Bugün yaptığınız şey mesela, beni ülkenize davet ettiniz… Filistinli bir sanatçıyı ülkenize davet ederek, ona kendini tabir edebilme platformu sundunuz. Bizi tanımanın çok fazla yolu var. Tanıma derken bizleri haberlerde geçen “ölü sayısı” değil de insan olarak görmenizden bahsediyorum. İsraillilerin Gazze’de bu kadar çok insanı öldürmeleri ve bununla ilgili de çok fazla reaksiyon görmemelerinin sırrı, bizleri sayısallaştırmış olması. Dünya, Filistinlileri “sayı” olarak biliyor, insan olarak bilmiyor. Birisini insan olarak görmeniz için onu tanımalısınız. Birini tanımak için ya siz onu ziyaret edersiniz ya da davet edersiniz.”
‘SAVUNDUĞUM ŞEYLER SANATTAN AYRILAMAZ’
“Aktivist tarafınızla sanatsal üretiminiz ortasında nasıl bir istikrar kuruyorsunuz? Sanatçı olarak dünyayı değiştirme gücüne inanıyor musunuz?”
“Kesinlikle. Bunun için yaşıyorum. Sanatın değiştirmediği bir hayatta yaşayamam. Savunduğum şeyler sanattan ayrılamaz, sonuçta ben bir insan hakları avukatı değilim. Savunduğum şeyleri sanatla söz ederim. Seçtiğim tüm roller ve üretimci kimliğimle geliştirdiğim bütün projeler insan olarak savunduğum kıymetler doğrultusunda. Ve evet, sanat dünyayı değiştirir. Zira sizinle öykü, fotoğraf yahut müzik hakkında konuşabilmemizi sağlıyor. Sanatın başlatabildiği bu diyalog, dünyayı değiştirecektir.”
“Caramel” sinemasıyla Orta Doğu’daki bayan temsiline dair güçlü bir iz bıraktınız. “Caramel”de anlatılan kadınlık, ortadan geçen yıllara karşın sizce hâlâ geçerli mi? Yoksa Arap bayanı artık öteki bir anlatıyı mı hak ediyor?
“Evet. Lübnanlılar çok özel beşerler. Tahminen de iç savaşın bıraktığı bir miras bu; hayattan tat almaya, bağlanmaya, sevmeye ve ağır hisler yaşamaya çok açık bir toplum. Ve bu ağır hisler, bilhassa Lübnanlı bayanlarda ziyadesiyle hissediliyor. Zira kadınlığınızı dışa vurmak, görünür olmak için çaba etmek zorundasınız. Dikkat çekmek değil bu, yalnızca var olmak. Bayan olarak tanınmak istiyorsunuz. Bu yüzden Lübnanlı bayanlar bence çok güçlü.”
“Türkiye’ye birinci kere mi geliyorsunuz?”
“2 sene evvel “Strangers Case” sinemasının çekimleri için gelmiştim. Filistinli büyükannem yarı Türk. Her vakit herkese, “Türkiye’de evimdeyim. Burası benim evim” diyorum. Ancak maalesef çok sık gelemiyorum. Sanırım daha sık gelmem lazım.”
‘TÜRKİYE’DEKİ KISSALARDA MANİPÜLASYON VE YOZAŞMA YOK’
“TRT 12 puntoyu ve Türkiye’deki sinema ilgisini nasıl buldunuz?”
“Öncelikle TRT’yi mahallî sinema sanayisini ve mahallî yetenekleri desteklediği için alkışlamak isterim.
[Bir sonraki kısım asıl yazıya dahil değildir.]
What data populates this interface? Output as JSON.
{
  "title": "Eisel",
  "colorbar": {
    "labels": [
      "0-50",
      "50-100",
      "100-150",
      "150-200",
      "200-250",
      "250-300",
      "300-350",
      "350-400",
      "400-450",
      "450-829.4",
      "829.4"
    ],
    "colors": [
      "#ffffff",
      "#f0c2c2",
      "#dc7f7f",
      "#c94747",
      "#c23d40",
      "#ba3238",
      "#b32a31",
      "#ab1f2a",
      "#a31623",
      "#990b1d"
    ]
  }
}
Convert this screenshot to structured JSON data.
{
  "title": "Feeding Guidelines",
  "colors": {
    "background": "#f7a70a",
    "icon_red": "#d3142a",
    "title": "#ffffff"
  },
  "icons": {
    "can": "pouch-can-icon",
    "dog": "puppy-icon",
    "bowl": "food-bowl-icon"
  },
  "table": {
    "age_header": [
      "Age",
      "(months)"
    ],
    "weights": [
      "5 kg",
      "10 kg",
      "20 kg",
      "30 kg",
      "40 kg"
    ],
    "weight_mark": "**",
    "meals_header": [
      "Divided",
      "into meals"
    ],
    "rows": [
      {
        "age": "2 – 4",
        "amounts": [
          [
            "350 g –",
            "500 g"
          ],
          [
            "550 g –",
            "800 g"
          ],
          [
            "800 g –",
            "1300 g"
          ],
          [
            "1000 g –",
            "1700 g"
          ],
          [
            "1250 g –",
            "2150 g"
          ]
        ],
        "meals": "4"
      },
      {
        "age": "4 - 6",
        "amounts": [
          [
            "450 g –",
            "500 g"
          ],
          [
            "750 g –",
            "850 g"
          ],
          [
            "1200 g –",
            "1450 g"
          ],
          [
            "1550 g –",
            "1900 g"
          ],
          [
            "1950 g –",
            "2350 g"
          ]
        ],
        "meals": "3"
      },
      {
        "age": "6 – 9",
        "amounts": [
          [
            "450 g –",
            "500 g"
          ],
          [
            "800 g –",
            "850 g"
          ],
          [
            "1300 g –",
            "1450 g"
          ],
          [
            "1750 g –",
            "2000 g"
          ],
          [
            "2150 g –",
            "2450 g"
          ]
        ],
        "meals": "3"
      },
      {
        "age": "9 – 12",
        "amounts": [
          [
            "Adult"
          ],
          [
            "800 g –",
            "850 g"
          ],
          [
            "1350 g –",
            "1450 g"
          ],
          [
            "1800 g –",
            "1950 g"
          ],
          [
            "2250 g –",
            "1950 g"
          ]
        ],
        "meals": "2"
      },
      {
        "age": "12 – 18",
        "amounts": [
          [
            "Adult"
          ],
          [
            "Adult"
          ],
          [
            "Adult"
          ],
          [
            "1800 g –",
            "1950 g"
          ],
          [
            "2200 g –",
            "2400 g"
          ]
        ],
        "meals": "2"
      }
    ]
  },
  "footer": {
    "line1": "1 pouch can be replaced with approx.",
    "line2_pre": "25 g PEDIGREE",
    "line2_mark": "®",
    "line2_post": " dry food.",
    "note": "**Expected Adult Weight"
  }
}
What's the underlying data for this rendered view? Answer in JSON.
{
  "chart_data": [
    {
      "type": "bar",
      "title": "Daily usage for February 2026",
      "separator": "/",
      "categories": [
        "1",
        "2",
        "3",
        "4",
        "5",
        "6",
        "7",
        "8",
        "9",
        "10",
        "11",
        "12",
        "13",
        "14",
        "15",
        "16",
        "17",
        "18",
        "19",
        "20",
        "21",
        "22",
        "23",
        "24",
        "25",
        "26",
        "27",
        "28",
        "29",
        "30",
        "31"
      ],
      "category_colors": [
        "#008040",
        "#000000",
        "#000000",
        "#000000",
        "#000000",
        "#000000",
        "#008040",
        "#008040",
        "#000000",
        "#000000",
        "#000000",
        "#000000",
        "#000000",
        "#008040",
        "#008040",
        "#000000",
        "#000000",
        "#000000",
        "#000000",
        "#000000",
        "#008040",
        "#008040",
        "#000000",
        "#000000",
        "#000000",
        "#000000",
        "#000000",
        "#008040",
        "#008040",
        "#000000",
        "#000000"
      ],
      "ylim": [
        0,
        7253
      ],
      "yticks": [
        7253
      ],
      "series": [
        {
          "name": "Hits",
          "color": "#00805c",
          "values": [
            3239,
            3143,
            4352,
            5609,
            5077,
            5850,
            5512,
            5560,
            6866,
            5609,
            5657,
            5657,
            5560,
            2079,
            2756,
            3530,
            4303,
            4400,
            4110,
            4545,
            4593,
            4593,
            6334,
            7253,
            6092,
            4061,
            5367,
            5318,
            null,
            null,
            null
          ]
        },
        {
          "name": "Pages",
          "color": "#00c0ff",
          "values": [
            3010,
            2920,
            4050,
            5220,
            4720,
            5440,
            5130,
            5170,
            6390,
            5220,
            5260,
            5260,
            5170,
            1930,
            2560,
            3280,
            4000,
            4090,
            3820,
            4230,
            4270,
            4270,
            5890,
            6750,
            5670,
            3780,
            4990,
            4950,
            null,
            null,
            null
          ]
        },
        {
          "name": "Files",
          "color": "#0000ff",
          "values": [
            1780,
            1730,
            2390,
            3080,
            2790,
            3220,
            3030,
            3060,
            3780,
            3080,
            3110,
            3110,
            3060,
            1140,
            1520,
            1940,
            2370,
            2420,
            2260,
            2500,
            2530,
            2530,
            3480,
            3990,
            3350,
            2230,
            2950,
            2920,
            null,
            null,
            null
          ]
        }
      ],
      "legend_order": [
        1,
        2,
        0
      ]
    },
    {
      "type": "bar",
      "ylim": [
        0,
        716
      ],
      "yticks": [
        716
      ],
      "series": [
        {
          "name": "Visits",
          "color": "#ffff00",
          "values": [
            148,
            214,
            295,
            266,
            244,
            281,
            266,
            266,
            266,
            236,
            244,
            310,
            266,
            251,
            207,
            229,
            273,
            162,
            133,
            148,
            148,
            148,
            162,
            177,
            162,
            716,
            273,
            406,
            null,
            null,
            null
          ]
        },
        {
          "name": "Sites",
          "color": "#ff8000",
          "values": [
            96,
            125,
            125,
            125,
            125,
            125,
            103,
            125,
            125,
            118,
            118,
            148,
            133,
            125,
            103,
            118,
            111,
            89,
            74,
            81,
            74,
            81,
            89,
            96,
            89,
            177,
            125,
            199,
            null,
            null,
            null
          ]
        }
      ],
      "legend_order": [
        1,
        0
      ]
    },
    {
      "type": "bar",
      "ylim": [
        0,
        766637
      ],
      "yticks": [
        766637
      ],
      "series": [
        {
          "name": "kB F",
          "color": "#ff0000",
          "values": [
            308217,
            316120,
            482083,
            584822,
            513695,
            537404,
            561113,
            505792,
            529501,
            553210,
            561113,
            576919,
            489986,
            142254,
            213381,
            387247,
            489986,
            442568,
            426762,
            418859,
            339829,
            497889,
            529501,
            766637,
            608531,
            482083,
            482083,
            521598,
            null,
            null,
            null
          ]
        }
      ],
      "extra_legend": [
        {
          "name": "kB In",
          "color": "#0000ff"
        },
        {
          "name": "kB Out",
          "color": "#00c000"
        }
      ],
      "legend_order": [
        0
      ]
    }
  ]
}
Ayrıyeten Türk yetenekler de alkışı hak ediyor. Zira dün heyet olarak seyrettiğim sunumlar inanılmazdı. Türkiye’de kıssalar o kadar özgün, o kadar sıra dışı ki, hiçbir manipülasyon yahut yozlaşma yok. Üretimciler ve direktörler kültürlerine ve toplumsal yapılarına o kadar bağlılar ki, karakterler her vakit özgün bir biçimde senaryoya ilişkin oluyor. Çok etkilendim. Birçok bütçe ulaşılabilecek düzeylerde. Batı’daki üzere yapay ve şişirilmiş bütçeler yok. Bu da daha fazla bağımsız sinema çekilebileceği manasına geliyor. Daha fazla bağımsız sinema çekilmesi de daha sağlıklı bir toplum manasına geliyor. Zira genelde bağımsız sinemalar toplumsal adalet, toplumsal drama, aileler ve kuşaklar ortasındaki bağlantılar hakkında olur. Siz bunlarla ilgili bir platforma sahip olduğunuz sürece bu mevzular hakkında diyalog kurabilme imkanına sahip olursunuz ve sağlıklı toplum yapısına katkıda bulunmuş olursunuz. Bu imkânı TRT’nin sunması mükemmel bir şey.”
‘CARİYE DEĞİL, SULTAN OLMAK İSTERİM’
“Türkiye’de bir sinema yahut dizide oynamak ister miydiniz?”
“Çok isterim! Lakin ne olacağını söyleyince bana gülmeyeceksiniz… Osmanlı periyodunda geçen bir TV dizisinde oynamak daima hayalim olmuştur. Fakat cariye değil, sultan olmak isterim. O devrin kostümleri beni çok etkiliyor. Tıpkı vakitte profesyonel dansçı da olduğum için, müzikal bir şeyler de olabilir. Türk müziğini çok seviyorum.”